L’attribution individuelle de cette prime fera l’objet d’un arrêté individuel de l’autorité
territoriale.
Les crédits correspondants seront prévus et inscrits au budget.
Le Conseil Municipal, après en avoir délibéré, à l’unanimité, adopte la mise en place de
l’indemnité spéciale de fonction et d’engagement des policiers municipaux ; dit que les
crédits correspondants seront prévus et inscrits au budget.
XV. MOTION RELATIVE AU GEL DES LOYERS
Dans la résolution adoptée à l’unanimité lors du Conseil d’Administration du 1er octobre 2024, les Elus de l’Association des Communes Minières de France ont affirmé leur mécontentement face aux problèmes du logement dans le Bassin minier du Nord Pas-de-Calais.
Ils s’opposent catégoriquement à l’augmentation des loyers prévus par Maisons et Cités en 2025 à hauteur de 3.25% alors que le Bassin Minier est le territoire où la pauvreté est plus marquée que partout ailleurs en France.
Ils souhaitent que Maisons et Cités organisent de meilleurs échanges avec les élus pour attribuer les logements et réclament davantage de réunions en présentiel.
Ils demandent également à ce que les décisions d’attribution du contingent préfectoral puissent, autant que faire se peut, passer par un dialogue constructif entre le représentant du Préfet et les Maires des communes concernées.

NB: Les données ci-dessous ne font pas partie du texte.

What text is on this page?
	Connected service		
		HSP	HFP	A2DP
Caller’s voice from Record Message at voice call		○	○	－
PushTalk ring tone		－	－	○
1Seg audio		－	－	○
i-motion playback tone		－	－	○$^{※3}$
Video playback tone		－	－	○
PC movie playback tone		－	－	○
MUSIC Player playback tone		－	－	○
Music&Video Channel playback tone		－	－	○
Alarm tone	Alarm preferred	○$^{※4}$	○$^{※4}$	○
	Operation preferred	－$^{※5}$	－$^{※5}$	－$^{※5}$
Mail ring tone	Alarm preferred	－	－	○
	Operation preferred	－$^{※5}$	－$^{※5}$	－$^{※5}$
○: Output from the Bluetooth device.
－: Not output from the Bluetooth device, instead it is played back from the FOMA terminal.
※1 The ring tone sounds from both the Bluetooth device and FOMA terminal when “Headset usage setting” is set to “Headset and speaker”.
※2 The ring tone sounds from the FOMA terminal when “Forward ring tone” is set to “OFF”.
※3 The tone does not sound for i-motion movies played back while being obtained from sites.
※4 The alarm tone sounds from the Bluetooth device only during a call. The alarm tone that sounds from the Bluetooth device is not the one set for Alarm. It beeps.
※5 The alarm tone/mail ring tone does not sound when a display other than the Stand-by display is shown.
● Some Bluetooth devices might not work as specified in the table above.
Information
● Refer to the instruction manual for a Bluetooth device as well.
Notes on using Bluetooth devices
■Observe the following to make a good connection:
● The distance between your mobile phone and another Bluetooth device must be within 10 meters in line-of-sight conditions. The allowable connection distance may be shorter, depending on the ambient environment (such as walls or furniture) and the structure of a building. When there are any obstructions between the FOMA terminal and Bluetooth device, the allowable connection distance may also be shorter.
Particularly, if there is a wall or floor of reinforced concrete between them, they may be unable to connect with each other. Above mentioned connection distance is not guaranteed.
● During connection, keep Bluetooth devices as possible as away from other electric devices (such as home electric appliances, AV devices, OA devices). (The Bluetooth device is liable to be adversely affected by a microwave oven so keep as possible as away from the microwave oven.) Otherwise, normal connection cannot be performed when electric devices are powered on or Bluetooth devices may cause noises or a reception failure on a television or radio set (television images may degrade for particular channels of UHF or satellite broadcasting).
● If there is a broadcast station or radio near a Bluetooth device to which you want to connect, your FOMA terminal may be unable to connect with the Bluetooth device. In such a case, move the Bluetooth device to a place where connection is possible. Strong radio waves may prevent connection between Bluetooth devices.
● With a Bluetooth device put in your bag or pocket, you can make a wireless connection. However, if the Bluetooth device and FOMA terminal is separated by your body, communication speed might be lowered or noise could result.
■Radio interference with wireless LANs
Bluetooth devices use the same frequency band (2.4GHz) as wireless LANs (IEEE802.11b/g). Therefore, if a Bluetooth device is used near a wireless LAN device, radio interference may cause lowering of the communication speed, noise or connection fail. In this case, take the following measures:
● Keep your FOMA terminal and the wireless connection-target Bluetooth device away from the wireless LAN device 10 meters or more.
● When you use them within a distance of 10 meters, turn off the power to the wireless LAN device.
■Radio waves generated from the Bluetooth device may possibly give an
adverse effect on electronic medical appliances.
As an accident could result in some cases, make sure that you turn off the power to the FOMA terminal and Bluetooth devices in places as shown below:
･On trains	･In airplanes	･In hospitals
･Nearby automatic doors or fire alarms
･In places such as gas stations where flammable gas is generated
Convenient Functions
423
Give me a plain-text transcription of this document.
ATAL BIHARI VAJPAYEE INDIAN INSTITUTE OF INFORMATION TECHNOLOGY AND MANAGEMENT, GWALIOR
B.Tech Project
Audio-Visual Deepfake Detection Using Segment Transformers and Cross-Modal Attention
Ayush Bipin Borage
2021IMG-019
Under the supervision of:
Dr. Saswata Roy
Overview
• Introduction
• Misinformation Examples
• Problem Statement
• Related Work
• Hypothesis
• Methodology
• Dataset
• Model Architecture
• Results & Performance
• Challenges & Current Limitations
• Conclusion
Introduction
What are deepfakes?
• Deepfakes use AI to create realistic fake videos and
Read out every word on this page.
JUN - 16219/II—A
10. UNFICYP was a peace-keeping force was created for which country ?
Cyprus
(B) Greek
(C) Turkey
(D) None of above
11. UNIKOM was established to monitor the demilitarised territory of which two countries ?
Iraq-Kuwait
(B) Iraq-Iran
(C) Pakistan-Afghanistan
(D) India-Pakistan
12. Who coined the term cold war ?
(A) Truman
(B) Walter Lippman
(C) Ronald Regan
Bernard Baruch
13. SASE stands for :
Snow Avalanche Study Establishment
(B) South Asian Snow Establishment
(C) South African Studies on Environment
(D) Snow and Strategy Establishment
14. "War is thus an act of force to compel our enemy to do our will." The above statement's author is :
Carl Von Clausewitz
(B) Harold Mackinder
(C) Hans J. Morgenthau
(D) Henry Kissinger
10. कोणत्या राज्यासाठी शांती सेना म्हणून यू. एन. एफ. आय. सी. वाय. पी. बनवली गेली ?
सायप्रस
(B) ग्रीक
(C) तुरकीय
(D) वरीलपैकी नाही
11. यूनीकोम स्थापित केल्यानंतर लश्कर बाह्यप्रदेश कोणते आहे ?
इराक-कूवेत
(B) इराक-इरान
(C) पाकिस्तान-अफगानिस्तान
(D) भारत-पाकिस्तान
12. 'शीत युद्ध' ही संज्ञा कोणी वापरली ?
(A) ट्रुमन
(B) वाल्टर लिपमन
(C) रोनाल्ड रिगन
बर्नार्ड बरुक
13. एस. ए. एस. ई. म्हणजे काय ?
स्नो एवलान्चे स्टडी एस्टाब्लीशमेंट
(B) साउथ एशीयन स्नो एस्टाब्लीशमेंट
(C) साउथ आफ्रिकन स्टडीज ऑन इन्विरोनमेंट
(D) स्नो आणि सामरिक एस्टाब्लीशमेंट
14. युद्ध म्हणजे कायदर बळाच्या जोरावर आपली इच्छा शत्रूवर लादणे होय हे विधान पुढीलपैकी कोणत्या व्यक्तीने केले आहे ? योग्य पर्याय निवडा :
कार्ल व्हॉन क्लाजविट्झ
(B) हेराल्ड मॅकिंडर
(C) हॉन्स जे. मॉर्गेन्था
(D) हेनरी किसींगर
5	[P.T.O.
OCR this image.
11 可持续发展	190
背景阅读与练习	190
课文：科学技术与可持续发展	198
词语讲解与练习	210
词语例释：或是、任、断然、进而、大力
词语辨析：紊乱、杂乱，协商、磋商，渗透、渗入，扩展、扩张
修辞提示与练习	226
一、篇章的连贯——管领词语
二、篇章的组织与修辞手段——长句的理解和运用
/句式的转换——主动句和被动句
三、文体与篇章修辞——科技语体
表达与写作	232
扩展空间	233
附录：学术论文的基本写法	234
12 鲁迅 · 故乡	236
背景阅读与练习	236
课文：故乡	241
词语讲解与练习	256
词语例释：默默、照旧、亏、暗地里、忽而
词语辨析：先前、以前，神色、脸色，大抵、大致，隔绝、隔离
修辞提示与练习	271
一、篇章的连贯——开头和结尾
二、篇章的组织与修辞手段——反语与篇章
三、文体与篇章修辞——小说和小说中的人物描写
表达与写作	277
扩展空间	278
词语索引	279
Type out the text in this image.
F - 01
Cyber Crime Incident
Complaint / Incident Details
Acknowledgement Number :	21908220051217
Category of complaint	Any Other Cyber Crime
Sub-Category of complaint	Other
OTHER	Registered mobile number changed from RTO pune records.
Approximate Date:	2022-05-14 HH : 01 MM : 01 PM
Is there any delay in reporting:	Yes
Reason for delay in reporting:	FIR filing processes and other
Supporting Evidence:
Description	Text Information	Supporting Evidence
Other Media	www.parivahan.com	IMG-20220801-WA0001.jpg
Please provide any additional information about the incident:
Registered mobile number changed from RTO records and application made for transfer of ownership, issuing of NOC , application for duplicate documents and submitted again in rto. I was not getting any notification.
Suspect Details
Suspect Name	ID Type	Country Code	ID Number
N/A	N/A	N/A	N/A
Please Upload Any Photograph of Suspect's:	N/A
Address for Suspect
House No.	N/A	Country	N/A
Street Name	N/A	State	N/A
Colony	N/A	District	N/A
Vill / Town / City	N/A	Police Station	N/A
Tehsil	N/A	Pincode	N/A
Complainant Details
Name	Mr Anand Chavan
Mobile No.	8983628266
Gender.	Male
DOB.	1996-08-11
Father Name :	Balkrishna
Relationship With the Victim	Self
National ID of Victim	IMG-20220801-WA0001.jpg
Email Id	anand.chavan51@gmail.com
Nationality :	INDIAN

Ils demandent une concertation permanente sur les ventes des logements et les travaux en cours dans les cités minières qu’ils soient du fait de l’ERBM ou directement de Maisons et Cités.19
Le Conseil Municipal, après en avoir délibéré, à l’unanimité, adopte cette motion venant appuyer celle prise à l’unanimité par les membres du Conseil d’Administration de l’Association des Communes Minières de France.